Gummidipoondi is an industrial town in Chennai Metropolitan Region of Thiruvallur district in the Indian state of Tamil Nadu. Notably, it is the northernmost assembly constituency and settlement in the state of Tamil Nadu.

==Demographics==
As of 2001 India census, Gummidipoondi had a population of 32,665. Males constitute 52% of the population and females 48%. Gummidipoondi has an average literacy rate of 86.5%, higher than the national average of 74.5%: male literacy is 89.7%, and female literacy is 83.4%. In Gummidipoondi, 12% of the population is under 6 years of age.

==Languages==
Tamil is the official language for the people of Gummidipoondi town.Minority people also speak telugu and urdu in the town.

== Transport ==
Gummidipoondi lies on the National Highway 16 (India) from Chennai to Calcutta, which is a part of Golden Quadrilateral project.

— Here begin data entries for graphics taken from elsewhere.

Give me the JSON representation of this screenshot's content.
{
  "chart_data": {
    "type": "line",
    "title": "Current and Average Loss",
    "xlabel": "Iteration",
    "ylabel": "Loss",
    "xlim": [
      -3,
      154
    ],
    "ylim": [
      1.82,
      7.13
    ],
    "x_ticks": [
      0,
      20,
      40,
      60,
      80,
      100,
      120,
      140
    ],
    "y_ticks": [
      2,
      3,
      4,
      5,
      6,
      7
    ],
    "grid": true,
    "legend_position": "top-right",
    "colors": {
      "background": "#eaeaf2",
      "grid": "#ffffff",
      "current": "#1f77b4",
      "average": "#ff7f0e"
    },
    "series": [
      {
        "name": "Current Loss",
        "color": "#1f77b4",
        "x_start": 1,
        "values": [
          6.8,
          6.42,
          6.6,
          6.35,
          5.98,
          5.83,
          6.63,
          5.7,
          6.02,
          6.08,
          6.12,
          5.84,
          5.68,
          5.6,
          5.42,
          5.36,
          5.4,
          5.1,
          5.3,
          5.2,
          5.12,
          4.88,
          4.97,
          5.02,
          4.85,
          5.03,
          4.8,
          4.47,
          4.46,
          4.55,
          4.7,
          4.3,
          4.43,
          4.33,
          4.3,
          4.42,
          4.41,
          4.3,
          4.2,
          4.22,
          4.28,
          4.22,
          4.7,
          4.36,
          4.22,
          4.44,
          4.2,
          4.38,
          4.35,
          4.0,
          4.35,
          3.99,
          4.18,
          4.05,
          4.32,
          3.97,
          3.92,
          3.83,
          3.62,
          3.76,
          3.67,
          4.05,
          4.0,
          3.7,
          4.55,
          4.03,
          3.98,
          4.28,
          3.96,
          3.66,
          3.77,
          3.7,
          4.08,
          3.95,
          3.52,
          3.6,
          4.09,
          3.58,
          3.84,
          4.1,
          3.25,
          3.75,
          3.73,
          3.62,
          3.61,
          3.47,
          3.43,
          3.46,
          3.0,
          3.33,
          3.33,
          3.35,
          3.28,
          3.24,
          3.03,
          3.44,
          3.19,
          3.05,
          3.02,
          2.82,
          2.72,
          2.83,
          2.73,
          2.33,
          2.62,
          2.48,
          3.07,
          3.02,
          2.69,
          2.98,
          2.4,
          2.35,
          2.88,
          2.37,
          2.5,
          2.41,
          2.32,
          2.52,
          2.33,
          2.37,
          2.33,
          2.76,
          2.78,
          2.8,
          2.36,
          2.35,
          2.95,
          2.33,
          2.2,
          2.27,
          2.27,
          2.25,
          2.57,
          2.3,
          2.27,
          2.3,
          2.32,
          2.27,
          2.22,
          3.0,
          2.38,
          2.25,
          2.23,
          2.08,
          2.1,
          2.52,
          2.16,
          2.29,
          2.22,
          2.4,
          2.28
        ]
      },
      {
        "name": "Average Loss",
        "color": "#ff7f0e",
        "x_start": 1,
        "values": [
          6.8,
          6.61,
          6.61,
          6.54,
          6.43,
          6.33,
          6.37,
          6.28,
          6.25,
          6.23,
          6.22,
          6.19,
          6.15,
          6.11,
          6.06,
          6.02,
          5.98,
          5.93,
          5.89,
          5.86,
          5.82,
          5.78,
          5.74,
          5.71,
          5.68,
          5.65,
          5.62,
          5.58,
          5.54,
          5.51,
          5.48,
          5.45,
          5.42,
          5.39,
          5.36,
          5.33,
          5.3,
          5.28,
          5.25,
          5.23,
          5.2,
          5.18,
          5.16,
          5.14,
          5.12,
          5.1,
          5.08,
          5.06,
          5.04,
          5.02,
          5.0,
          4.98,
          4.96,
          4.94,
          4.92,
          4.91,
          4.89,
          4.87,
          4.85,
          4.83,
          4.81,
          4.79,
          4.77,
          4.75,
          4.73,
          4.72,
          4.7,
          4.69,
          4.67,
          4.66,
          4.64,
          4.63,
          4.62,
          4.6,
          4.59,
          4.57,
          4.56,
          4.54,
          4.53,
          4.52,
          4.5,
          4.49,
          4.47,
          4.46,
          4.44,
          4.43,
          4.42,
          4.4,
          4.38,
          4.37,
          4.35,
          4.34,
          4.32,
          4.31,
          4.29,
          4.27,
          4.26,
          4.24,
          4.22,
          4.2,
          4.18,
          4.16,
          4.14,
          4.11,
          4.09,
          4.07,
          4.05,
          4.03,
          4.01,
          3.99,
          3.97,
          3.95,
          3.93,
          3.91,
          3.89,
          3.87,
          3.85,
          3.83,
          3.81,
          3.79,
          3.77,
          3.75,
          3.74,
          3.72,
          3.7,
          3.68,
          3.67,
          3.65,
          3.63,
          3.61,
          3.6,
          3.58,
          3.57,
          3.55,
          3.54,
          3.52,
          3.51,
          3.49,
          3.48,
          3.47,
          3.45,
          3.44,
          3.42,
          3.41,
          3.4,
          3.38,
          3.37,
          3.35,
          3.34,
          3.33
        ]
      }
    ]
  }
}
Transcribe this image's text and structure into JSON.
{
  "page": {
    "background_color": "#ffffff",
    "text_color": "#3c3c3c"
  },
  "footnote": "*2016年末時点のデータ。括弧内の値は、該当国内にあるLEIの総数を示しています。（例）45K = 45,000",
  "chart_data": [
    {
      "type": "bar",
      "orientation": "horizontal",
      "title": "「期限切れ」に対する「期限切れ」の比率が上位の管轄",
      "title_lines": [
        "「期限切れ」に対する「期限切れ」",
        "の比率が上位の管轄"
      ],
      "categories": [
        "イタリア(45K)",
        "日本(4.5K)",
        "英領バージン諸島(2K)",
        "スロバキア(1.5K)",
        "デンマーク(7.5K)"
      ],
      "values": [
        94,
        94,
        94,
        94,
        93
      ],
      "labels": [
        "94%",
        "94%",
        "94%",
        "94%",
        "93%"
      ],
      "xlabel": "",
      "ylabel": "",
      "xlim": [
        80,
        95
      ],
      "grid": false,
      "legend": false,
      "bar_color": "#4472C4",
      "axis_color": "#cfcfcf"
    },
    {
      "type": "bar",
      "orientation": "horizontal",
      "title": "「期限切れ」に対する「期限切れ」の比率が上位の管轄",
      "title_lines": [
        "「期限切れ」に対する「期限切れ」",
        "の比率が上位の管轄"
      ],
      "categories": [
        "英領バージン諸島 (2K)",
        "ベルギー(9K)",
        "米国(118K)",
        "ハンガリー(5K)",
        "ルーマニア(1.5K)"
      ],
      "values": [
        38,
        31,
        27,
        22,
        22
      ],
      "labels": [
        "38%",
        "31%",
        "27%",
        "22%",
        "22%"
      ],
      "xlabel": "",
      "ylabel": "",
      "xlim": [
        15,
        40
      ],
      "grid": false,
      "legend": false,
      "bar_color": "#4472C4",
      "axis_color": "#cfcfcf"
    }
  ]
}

It is located at 24 km from Tada, Andhra Pradesh, 110 km from Nellore, 27 km from Satyavedu, 45 km from Chennai and 114 km from Tirupati. Gummidipoondi has a large bus stand near Gummidipoondi market. There are bus routes that connects to various rural areas and to Chennai. Various buses pass through GNT road from Tirupathi, Nellore, Sulurpet to Madhavaram inter city bus terminus. Gummidipoondi railway station has trains towards Chennai Central railway station.